Textualize / rich-cli

Rich-cli is a command line toolbox for fancy output in the terminal
https://www.textualize.io
MIT License
2.99k stars 77 forks source link

Multiple emoji encoding issues on Windows #67

Open tmr232 opened 1 year ago

tmr232 commented 1 year ago

When trying to use rich to print files with emoji on Windows, there are some encoding issues.

Below are 2 cases I encountered.

Garbled text instead of emoji

When running rich broken-emoji.md (broken-emoji.md - a text file with nothing but the 😊 emoji in it) on Windows (in Windows Terminal), I get the following:

😊

If I run Get-Content broken-emoji.md or run rich inside WSL, I get the emoji printed as expected.

Rich fails to print entirely

When running rich cannot-print.md (cannot-print.md - only contains the 🤝 emoji) on Windows, I get:

unable to read .\cannot-print.md: 'charmap' codec can't decode byte 0x9d in position 3: character maps to <undefined>

Running it in WSL or using Get-Content cannot-print.md in the same terminal window gives me the emoji as expected.

Expected Results

As this works in the same terminal both with Powershell's Get-Content, and when using WSL to run rich-cli, I'd expect it to work in Windows as well.

Environment

OS: Windows 10 (build 19044.1889) Terminal: Windows Terminal (version 1.14.2281.0) running PowerShell Rich CLI: 1.8.0 Python: 3.10.1

tmr232 commented 1 year ago

Update: This seems to be caused by the current codepage not being 65001 (UTF-8).

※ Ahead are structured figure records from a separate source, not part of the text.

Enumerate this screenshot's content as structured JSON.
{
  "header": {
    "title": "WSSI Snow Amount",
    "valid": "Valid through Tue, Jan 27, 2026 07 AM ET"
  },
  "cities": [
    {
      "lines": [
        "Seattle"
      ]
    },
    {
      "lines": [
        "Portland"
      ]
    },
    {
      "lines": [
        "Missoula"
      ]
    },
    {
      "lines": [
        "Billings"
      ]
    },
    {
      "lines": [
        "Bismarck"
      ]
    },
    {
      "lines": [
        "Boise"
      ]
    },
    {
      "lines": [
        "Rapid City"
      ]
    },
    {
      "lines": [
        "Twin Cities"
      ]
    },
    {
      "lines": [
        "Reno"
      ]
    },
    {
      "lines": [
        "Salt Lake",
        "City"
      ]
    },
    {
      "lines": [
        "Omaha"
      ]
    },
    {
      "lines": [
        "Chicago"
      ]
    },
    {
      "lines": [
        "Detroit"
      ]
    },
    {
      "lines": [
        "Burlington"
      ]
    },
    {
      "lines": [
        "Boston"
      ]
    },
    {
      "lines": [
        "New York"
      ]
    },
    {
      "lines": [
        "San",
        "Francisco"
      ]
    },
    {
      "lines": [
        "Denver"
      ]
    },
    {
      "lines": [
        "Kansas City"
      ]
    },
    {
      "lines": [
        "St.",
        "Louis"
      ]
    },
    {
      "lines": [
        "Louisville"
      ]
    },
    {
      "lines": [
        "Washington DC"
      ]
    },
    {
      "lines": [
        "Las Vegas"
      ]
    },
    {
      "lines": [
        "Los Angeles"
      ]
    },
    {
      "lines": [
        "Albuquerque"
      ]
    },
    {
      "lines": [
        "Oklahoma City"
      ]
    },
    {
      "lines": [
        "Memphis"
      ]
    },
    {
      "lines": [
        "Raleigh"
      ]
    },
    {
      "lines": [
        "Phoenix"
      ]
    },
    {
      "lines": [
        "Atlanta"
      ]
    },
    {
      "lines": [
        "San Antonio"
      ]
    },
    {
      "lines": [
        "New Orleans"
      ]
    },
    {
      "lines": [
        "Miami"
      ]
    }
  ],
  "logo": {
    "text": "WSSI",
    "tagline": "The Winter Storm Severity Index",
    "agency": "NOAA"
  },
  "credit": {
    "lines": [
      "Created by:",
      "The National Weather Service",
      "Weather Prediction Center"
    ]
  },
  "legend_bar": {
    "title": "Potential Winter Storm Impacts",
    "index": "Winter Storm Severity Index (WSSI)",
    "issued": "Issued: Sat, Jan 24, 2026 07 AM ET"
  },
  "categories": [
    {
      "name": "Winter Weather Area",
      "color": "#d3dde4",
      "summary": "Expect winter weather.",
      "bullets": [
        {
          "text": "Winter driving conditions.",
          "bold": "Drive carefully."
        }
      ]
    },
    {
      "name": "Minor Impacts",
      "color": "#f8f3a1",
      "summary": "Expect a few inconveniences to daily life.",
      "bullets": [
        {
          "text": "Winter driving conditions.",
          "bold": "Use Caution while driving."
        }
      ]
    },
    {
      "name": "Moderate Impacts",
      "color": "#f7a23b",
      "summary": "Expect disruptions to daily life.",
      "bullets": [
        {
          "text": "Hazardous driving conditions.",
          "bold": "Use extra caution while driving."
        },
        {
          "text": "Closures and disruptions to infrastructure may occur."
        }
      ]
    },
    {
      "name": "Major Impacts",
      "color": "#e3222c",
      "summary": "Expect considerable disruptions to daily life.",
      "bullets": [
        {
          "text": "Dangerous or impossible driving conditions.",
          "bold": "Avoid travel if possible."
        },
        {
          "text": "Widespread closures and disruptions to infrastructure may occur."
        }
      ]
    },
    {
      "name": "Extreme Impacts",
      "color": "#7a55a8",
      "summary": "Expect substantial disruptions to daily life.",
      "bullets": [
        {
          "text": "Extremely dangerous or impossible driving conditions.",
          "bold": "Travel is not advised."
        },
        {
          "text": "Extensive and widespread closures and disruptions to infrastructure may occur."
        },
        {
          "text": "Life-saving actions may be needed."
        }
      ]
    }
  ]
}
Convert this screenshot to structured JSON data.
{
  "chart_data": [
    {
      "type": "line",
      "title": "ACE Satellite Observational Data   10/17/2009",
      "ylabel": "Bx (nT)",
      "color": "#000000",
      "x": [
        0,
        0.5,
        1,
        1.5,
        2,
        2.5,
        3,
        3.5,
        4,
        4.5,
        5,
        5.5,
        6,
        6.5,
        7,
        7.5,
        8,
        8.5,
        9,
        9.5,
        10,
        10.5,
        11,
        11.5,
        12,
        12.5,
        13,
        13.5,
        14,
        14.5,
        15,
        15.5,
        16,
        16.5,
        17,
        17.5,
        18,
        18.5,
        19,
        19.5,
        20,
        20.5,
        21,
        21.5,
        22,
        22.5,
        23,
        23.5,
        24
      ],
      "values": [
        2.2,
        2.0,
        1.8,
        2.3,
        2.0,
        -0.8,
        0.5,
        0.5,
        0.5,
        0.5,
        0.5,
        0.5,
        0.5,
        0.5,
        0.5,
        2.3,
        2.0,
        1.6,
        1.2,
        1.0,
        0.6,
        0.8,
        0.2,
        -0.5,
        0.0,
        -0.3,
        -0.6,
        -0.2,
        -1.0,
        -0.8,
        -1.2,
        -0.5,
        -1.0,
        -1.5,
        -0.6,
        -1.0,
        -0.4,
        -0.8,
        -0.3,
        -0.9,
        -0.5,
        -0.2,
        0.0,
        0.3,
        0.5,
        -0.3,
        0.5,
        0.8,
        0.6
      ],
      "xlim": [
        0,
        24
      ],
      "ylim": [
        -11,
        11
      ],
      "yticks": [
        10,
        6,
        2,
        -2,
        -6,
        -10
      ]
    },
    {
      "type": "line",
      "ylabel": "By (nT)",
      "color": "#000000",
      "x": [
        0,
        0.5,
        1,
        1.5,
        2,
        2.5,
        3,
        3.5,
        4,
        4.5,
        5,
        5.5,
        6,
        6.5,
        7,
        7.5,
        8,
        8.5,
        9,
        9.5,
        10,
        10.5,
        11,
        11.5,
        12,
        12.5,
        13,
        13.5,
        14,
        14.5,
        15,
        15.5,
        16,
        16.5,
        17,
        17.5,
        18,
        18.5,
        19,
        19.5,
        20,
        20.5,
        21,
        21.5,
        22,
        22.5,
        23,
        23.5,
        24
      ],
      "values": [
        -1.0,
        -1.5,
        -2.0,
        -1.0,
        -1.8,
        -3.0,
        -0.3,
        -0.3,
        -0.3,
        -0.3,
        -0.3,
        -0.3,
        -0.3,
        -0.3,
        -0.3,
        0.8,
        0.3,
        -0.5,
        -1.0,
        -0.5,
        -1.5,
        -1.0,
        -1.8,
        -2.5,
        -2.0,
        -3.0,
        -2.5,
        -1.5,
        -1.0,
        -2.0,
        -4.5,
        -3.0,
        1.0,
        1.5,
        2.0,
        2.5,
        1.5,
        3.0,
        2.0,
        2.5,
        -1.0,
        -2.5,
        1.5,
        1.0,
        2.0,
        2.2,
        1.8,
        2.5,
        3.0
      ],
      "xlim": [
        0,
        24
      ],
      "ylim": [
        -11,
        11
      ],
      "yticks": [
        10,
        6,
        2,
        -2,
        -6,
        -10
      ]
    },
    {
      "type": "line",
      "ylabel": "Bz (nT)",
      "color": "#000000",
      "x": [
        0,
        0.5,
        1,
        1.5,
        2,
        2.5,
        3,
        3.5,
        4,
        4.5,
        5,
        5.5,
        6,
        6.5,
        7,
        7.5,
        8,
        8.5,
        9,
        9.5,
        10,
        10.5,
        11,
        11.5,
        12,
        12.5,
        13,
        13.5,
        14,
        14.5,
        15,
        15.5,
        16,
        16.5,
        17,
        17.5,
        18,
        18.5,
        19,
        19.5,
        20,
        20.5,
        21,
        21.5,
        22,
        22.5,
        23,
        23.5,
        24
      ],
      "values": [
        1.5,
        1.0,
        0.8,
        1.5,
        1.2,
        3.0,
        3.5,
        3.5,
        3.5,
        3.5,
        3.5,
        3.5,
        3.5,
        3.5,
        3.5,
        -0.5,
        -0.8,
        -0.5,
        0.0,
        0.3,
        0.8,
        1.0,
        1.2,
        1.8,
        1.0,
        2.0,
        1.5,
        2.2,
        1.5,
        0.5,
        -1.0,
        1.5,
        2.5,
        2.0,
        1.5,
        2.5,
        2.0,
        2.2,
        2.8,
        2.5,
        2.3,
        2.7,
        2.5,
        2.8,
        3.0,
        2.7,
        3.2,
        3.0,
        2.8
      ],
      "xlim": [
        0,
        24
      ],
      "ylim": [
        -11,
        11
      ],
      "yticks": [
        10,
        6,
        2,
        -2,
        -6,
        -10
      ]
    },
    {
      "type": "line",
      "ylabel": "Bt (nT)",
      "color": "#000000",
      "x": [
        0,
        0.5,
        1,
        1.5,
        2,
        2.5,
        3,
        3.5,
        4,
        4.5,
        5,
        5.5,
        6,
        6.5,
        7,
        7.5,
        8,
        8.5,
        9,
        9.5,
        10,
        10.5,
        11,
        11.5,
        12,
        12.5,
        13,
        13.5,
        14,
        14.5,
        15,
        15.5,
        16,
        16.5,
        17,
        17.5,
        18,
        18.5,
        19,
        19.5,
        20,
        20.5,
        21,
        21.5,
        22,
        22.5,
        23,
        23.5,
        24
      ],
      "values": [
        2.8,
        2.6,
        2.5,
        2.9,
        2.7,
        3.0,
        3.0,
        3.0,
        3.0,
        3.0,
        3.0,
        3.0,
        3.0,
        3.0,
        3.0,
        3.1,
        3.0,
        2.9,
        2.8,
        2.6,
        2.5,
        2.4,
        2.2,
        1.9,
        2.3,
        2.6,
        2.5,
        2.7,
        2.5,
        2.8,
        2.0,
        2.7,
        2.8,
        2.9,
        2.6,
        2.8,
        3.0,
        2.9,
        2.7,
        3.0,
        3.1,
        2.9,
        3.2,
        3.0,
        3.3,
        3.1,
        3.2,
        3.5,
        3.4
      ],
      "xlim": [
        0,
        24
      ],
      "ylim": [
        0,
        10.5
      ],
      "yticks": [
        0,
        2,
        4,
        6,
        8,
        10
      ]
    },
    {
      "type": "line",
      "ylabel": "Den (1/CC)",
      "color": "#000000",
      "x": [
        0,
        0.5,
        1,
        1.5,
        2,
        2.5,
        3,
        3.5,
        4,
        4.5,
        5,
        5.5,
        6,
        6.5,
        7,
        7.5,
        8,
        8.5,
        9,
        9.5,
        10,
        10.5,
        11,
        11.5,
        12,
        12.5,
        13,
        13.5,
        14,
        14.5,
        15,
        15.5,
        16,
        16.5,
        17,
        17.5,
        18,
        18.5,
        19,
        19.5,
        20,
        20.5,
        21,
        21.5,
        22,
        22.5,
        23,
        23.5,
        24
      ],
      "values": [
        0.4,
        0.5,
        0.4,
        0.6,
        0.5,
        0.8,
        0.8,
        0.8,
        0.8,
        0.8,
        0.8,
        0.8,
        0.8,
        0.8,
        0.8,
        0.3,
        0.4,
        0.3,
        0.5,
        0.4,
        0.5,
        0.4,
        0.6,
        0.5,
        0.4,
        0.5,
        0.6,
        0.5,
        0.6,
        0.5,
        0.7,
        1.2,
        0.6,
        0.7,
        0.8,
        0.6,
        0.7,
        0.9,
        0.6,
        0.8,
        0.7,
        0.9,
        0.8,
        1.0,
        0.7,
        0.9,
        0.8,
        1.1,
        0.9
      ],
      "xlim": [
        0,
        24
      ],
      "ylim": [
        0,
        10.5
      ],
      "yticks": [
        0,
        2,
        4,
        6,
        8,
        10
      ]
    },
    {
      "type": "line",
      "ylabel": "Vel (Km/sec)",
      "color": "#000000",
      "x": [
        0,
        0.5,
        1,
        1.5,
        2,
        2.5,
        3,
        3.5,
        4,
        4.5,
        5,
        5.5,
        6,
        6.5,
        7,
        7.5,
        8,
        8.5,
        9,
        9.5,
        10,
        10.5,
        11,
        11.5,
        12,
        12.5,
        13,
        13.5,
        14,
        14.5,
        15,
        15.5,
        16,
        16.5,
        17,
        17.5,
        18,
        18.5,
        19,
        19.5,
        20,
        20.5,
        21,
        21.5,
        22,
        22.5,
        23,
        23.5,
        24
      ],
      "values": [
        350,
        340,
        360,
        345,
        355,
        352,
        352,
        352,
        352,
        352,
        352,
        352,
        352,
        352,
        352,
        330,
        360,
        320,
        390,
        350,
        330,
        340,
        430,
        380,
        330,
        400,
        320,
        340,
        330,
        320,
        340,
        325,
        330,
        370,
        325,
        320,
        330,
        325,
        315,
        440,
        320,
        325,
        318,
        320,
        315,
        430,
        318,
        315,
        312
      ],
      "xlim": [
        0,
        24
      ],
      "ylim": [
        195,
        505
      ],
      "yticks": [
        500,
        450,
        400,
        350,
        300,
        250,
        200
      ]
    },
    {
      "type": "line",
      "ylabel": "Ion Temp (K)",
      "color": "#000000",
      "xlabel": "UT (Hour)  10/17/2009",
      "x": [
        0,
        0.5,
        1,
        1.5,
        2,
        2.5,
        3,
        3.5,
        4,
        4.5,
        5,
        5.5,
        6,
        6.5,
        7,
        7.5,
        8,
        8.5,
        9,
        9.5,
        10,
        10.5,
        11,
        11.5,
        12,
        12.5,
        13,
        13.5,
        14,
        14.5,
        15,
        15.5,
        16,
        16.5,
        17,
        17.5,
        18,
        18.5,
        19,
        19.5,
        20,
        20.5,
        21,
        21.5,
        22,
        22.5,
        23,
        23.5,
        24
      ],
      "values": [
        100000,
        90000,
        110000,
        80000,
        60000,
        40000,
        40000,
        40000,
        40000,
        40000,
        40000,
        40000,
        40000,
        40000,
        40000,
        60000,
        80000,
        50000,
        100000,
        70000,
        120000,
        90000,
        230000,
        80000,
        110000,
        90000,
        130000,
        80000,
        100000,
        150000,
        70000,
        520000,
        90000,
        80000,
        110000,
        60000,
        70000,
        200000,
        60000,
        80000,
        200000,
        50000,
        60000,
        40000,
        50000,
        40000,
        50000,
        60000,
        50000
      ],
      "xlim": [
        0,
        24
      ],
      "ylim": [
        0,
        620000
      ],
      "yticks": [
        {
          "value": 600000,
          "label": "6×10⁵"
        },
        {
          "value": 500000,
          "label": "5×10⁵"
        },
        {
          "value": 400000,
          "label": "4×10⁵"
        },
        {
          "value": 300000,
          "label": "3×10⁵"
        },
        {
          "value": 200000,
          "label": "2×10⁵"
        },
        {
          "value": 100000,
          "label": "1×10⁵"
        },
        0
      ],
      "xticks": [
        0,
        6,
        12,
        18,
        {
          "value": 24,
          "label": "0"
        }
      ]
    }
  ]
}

Setting $env:PYTHONUTF8=1 solves this.

I'm leaving this issue open for 2 reasons:

  1. Maybe there's a way around it, to make it work by default
  2. I assume more people encounter the same issue, and having it documented / printing a suggestion when the error occurs could be useful.
Pebaz commented 1 year ago

Ran into this also, the $env:PYTHONUTF8=1 trick worked for me, although it would be awesome if it could "just work" ™️. It might not be useful, but it looks like you can invoke python with python -X utf8 ... and it does the same trick @tmr232 showed above without modifying the environment.

tmr232 commented 1 year ago

Just verified now - setting the system locale to support UTF8 fixes it as well (as expected), but I'd still prefer rich to "just work" when using Windows Terminal.